Однако даже эти серьезные предметы далеко не всегда останавливают желающих произвести передел нажитого потом и кровью имущества.
Первым их увидел Ольбард. Он только что передал правило ярлу и решил изучить окрестности.
Берег не представлял ничего интересного, впереди тоже все было спокойно: море гладкое, ветер хоть и попутный, но настолько слабый, что парус то вздувался, то опадал лопнувшим пузырем.
А вот позади…
– Нас преследуют, – поведал Ольбард ярлу.
Хрёрек, не выпуская рулевого весла, выглянул из-за кормового изгиба.
Он увидел то же, что и варяг. Но в выводе усомнился.
– Почему так решил? – спросил ярл. – Может, нам просто по пути?
– Они приближаются, – ответил кормчий. – И быстро.
Хрёрек посмотрел еще раз, прикинул… Да, Ольбард прав. Два корабля, шедших в кильватере, примерно милями двумя позади, явно гребли изо всех сил.
– Мы можем уйти? – спросил ярл.
– Могли бы, – ответил кормчий. – Если бы нас нес твой «Сокол». Но на этом, – Ольбард хлопнул по борту снекки, – нет. Даже с меньшей загрузкой.
Хрёрек задумался. Драться не хотелось.
Викинги, вопреки установившемуся мнению, отнюдь не фанаты драки, если не ожидается хорошей добычи. Кому хочется умирать просто так?
Сейчас добычи не светило. Скорее, наоборот. Мы сами были добычей. Хорошей добычей.
Хрёрек передал правило Ольбарду и впился взглядом в преследователей.
Над горизонтом были отчетливо видны два паруса. Значит, у противника не меньше двух кораблей. И ему, скорее всего, известно, кого он преследует. Наверняка они идут из эстского города. Коли так, то им известна и сила Хрёрекова хирда.
И тем не менее преследователи рассчитывают на победу. Ведь никто не полезет в драку, если не уверен в собственном превосходстве. Простая житейская логика: кто наезжает на сильного противника просто из молодецкой удали, до зрелости, как правило, не доживает.
К сожалению, Ольбард прав. Снекке не уйти.

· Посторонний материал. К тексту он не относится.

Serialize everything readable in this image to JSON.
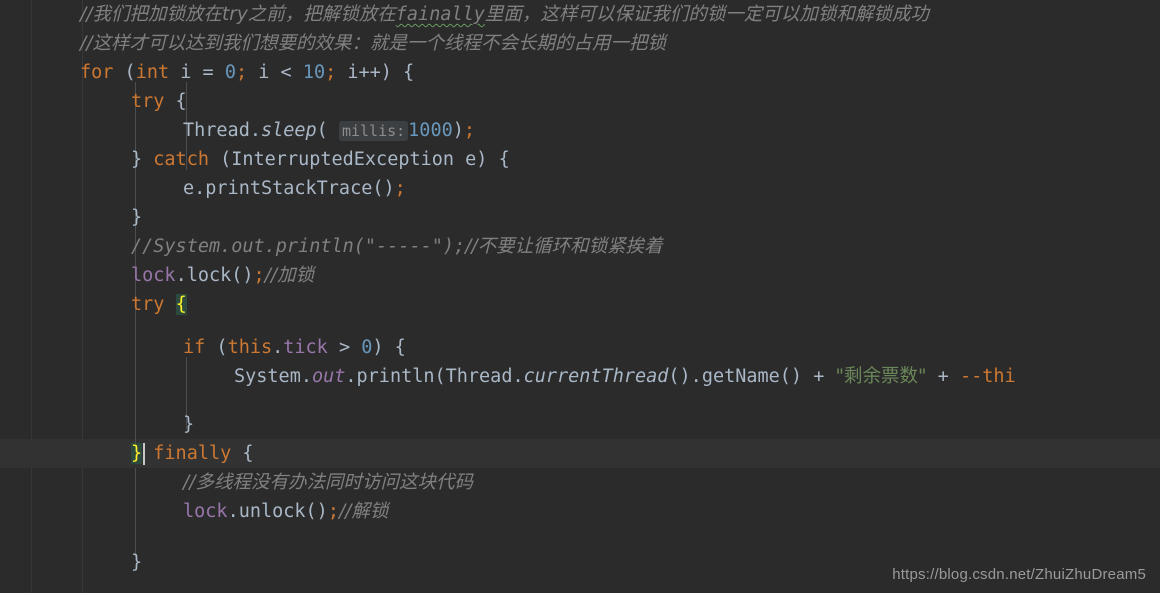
{
  "editor": {
    "background_color": "#2b2b2b",
    "default_text_color": "#a9b7c6",
    "caret_line_color": "#323232",
    "language": "Java",
    "colors": {
      "keyword": "#cc7832",
      "number": "#6897bb",
      "string": "#6a8759",
      "comment": "#808080",
      "field": "#9876aa",
      "identifier": "#a9b7c6",
      "brace_match_bg": "#2d4a3e",
      "brace_match_fg": "#ffef28",
      "inlay_hint_bg": "#3b3f41",
      "inlay_hint_fg": "#8c8c8c",
      "typo_squiggle": "#6a9a62",
      "indent_guide": "#4b4f52",
      "gutter_rule": "#353739"
    }
  },
  "code": {
    "line01": {
      "comment_a": "//我们把加锁放在try之前，把解锁放在",
      "typo": "fainally",
      "comment_b": "里面，这样可以保证我们的锁一定可以加锁和解锁成功"
    },
    "line02": {
      "comment": "//这样才可以达到我们想要的效果：就是一个线程不会长期的占用一把锁"
    },
    "line03": {
      "kw_for": "for",
      "open_paren": " (",
      "kw_int": "int",
      "var_i": " i ",
      "eq": "= ",
      "zero": "0",
      "semi1": ";",
      "cond": " i < ",
      "ten": "10",
      "semi2": ";",
      "incr": " i++) {"
    },
    "line04": {
      "kw_try": "try",
      "brace": " {"
    },
    "line05": {
      "cls": "Thread.",
      "method": "sleep",
      "open": "( ",
      "hint": "millis:",
      "value": "1000",
      "close": ")",
      "semi": ";"
    },
    "line06": {
      "close_brace": "} ",
      "kw_catch": "catch",
      "exception": " (InterruptedException e) {"
    },
    "line07": {
      "text": "e.printStackTrace()",
      "semi": ";"
    },
    "line08": {
      "text": "}"
    },
    "line09": {
      "comment_code": "//System.out.println(\"-----\")",
      "semi": ";",
      "comment_cn": "//不要让循环和锁紧挨着"
    },
    "line10": {
      "field": "lock",
      "call": ".lock()",
      "semi": ";",
      "comment": "//加锁"
    },
    "line11": {
      "kw_try": "try",
      "space": " ",
      "brace": "{"
    },
    "line13": {
      "kw_if": "if",
      "open": " (",
      "kw_this": "this",
      "dot": ".",
      "field": "tick",
      "op": " > ",
      "zero": "0",
      "close": ") {"
    },
    "line14": {
      "sys": "System.",
      "out": "out",
      "println": ".println(Thread.",
      "current": "currentThread",
      "getname": "().getName() ",
      "plus1": "+ ",
      "string": "\"剩余票数\"",
      "plus2": " + ",
      "tail": "--thi"
    },
    "line16": {
      "text": "}"
    },
    "line17": {
      "close_brace": "}",
      "kw_finally": " finally",
      "brace": " {"
    },
    "line18": {
      "comment": "//多线程没有办法同时访问这块代码"
    },
    "line19": {
      "field": "lock",
      "call": ".unlock()",
      "semi": ";",
      "comment": "//解锁"
    },
    "line21": {
      "text": "}"
    }
  },
  "watermark": {
    "url": "https://blog.csdn.net/ZhuiZhuDream5"
  }
}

Значит, будем драться, принял простое решение ярл.
– Хольды, ко мне!
Эту команду услышал и я. Зрение у меня было похуже, чем у ярла, да и перспективу заслоняла спина сидящего впереди Флоси, так что преследователей я не видел. Тем не менее сообразил: что-то случилось.
Зазвенел барабан, отсчитывая новый ритм, более медленный, а потом я услышал, как открыли палубный люк и начали раздавать оружие.

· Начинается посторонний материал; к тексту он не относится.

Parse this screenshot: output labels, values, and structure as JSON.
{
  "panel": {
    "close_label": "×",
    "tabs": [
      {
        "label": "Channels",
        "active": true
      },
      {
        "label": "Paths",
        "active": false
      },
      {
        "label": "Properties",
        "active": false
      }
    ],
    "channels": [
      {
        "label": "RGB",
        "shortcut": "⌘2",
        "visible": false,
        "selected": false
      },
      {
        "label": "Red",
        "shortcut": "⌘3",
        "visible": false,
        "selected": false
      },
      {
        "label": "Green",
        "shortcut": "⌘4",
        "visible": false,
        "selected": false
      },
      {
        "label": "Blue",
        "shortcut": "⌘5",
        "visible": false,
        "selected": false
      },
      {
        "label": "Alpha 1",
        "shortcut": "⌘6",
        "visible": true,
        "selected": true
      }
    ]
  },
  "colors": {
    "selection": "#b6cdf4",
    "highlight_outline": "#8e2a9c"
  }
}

Предстояла драка. Я ощутил легкое возбуждение. Не страх, а просто небольшой выплеск адреналина. Я успел уверовать в непобедимость нашего хирда, и мне было просто интересно, что нас ждет. За широкими спинами гребцов я по-прежнему ничего не видел. Встать же не мог: надо было ворочать весло.

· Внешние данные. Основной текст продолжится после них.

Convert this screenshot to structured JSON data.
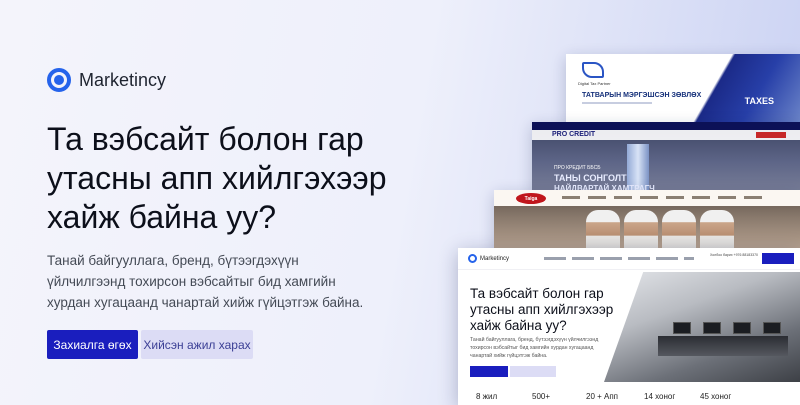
{
  "brand": {
    "name": "Marketincy",
    "accent": "#2563eb"
  },
  "hero": {
    "headline": "Та вэбсайт болон гар утасны апп хийлгэхээр хайж байна уу?",
    "description": "Танай байгууллага, бренд, бүтээгдэхүүн үйлчилгээнд тохирсон вэбсайтыг бид хамгийн хурдан хугацаанд чанартай хийж гүйцэтгэж байна.",
    "primary_button": "Захиалга өгөх",
    "secondary_button": "Хийсэн ажил харах",
    "primary_color": "#1a1ebe",
    "secondary_color": "#dcdcf5"
  },
  "portfolio": {
    "card1": {
      "title": "ТАТВАРЫН МЭРГЭШСЭН ЗӨВЛӨХ",
      "subtitle": "Digital Tax Partner",
      "tag": "TAXES"
    },
    "card2": {
      "brand": "PRO CREDIT",
      "line1": "ПРО КРЕДИТ ББСБ",
      "line2": "ТАНЫ СОНГОЛТ",
      "line3": "НАЙДВАРТАЙ ХАМТРАГЧ"
    },
    "card3": {
      "badge": "Taiga"
    },
    "card4": {
      "brand": "Marketincy",
      "contact": "Холбоо барих  +976 88183370",
      "headline": "Та вэбсайт болон гар утасны апп хийлгэхээр хайж байна уу?",
      "description": "Танай байгууллага, бренд, бүтээгдэхүүн үйлчилгээнд тохирсон вэбсайтыг бид хамгийн хурдан хугацаанд чанартай хийж гүйцэтгэж байна.",
      "stats": [
        "8 жил",
        "500+",
        "20 + Апп",
        "14 хоног",
        "45 хоног"
      ]
    }
  }
}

Минут через десять ко мне подошел Трувор, уже в панцире и шлеме, перехватил весло и скомандовал:
– Иди, вздень бронь.
– Что будет? – поинтересовался я.
– Эсты, – лаконично ответил Трувор. – Два корабля. Скоро догонят.
Что ж, эсты так эсты. Воины они неплохие, насколько я могу судить по нашим эстам. Но – ничего. Разберемся.
Старшие ошиблись. Лишь один корабль принадлежал эстам. Второй, большой драккар о восемнадцати румах, был норегским.
– Это же драккар Эвара Козлиная Борода из Гокстада! – воскликнул Ульфхам Треска. – Пусть мне кто-нибудь скажет, откуда он взялся!
– Откуда взялся Эвар, я тебе могу даже показать, – насмешливо отозвался ярл. – Если ты приведешь мне его мамашу.
Хускарлы[22] радостно заржали. Хрёрек ухмыльнулся. Оптимизм перед битвой не помешает.
– А вот что он тут делает, – продолжал Хрёрек, – я бы тоже не прочь узнать.
– Хочешь, я спрошу его, ярл? – с готовностью предложил Ульфхам. – Ты знаешь, я умею спрашивать так, что мне трудно не ответить!
Все опять загоготали. Будто вышеупомянутый Эвар уже был раздет и привязан к столбу.
А нас между тем почти настигли. Полетели первые стрелы.
Ольбард дал команду, гребцы поменялись, и гонг застучал чаще. Снекка пошла живее, однако не в полную силу. Все равно с преследователями не тягаться. Враги догоняли нас, как стоячих. Они разошлись, беря нас в клещи.
Я стоял в полном боевом и глядел на вражеские корабли. Над их бортами торчали азартные бородатые рожи… Стрел эти парни боялись не больше, чем мы.